Acionei, e aconteceu. É primavera, e floresceu!
Foi
em setembro de 2015 que eu pela primeira vez senti um nódulo na mama. Em
dezembro do mesmo ano ficou comprovado que era maligno. Não foi uma primavera
colorida essa, mas olha só, antes de chegar a próxima eu já estava com essa
semente plantada em mim, como essa foto aponta. Eu regei, cuidei, replantei
quantas vezes foi necessário, e confiei que ela daria frutos. E hoje, dia em
que a mesma estação novamente se inicia, eu estou aqui para contar que irei colhê-los.
Meu
livro será lançamento mês que vem, outubro, um mês tão representativo para a
causa.
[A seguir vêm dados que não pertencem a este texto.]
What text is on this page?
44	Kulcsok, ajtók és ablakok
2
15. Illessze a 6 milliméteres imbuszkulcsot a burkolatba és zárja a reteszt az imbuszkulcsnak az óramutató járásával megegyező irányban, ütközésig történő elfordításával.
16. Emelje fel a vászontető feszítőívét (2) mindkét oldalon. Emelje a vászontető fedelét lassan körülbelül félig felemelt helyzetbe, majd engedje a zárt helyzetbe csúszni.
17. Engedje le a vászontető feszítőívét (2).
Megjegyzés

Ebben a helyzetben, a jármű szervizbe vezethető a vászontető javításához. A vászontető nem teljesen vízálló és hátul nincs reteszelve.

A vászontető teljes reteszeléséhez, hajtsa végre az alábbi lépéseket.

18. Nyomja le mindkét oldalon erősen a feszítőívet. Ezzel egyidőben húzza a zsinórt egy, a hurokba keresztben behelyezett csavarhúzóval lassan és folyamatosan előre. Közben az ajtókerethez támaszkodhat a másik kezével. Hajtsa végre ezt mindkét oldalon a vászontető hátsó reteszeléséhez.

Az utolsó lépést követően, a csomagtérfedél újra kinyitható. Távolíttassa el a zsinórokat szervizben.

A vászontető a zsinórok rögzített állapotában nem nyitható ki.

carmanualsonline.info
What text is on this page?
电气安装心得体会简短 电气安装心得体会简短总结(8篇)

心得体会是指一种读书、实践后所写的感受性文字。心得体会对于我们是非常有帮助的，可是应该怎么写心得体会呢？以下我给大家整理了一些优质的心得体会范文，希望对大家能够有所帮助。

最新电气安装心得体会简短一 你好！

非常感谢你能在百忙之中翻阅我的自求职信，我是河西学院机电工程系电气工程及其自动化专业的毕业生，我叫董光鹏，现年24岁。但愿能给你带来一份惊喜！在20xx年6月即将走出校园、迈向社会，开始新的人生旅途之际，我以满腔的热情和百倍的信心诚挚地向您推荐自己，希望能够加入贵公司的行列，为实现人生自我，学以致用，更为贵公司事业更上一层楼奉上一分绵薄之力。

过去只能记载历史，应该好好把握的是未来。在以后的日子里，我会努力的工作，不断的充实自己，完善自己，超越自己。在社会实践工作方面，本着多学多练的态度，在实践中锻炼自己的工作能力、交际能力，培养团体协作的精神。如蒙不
Achei oportuno ele ser oferecido nessa ocasião, pois o assunto fica em
pauta e quero que esse livro seja lido pelo máximo de pessoas possível,
pacientes ou não, especialmente por que o lucro a ser obtido com a venda será
destinado ao hospital. Com o livro me sinto como que semeando, espalhando
sementes que acredito podem fazer germinar coragem, esperança, auto-amor,
felicidade e plenitude onde repousarem.
Jamais
conseguirei retribuir à altura tudo o que a vida me proporcionou de bom, mas
quero tentar. Essa coisa de vida, com a qual me encanto cada vez mais, me
inspirou a escrever “Não se acostume com a vida: reflexões que o câncer e outras
situações complexas podem
despertar em nós”. O dia de hoje marca o início da primavera, assim como marca
simbolicamente o início de um novo ciclo para mim, no qual quero partilhar com
outras pessoas o que colho.
Agradeço
a todos que passaram, aos que ficaram, aos antepassados e aos que ainda virão, a
Deus e a Deusa, Natureza, fértil e generosa. Hoje estou viva, e florida.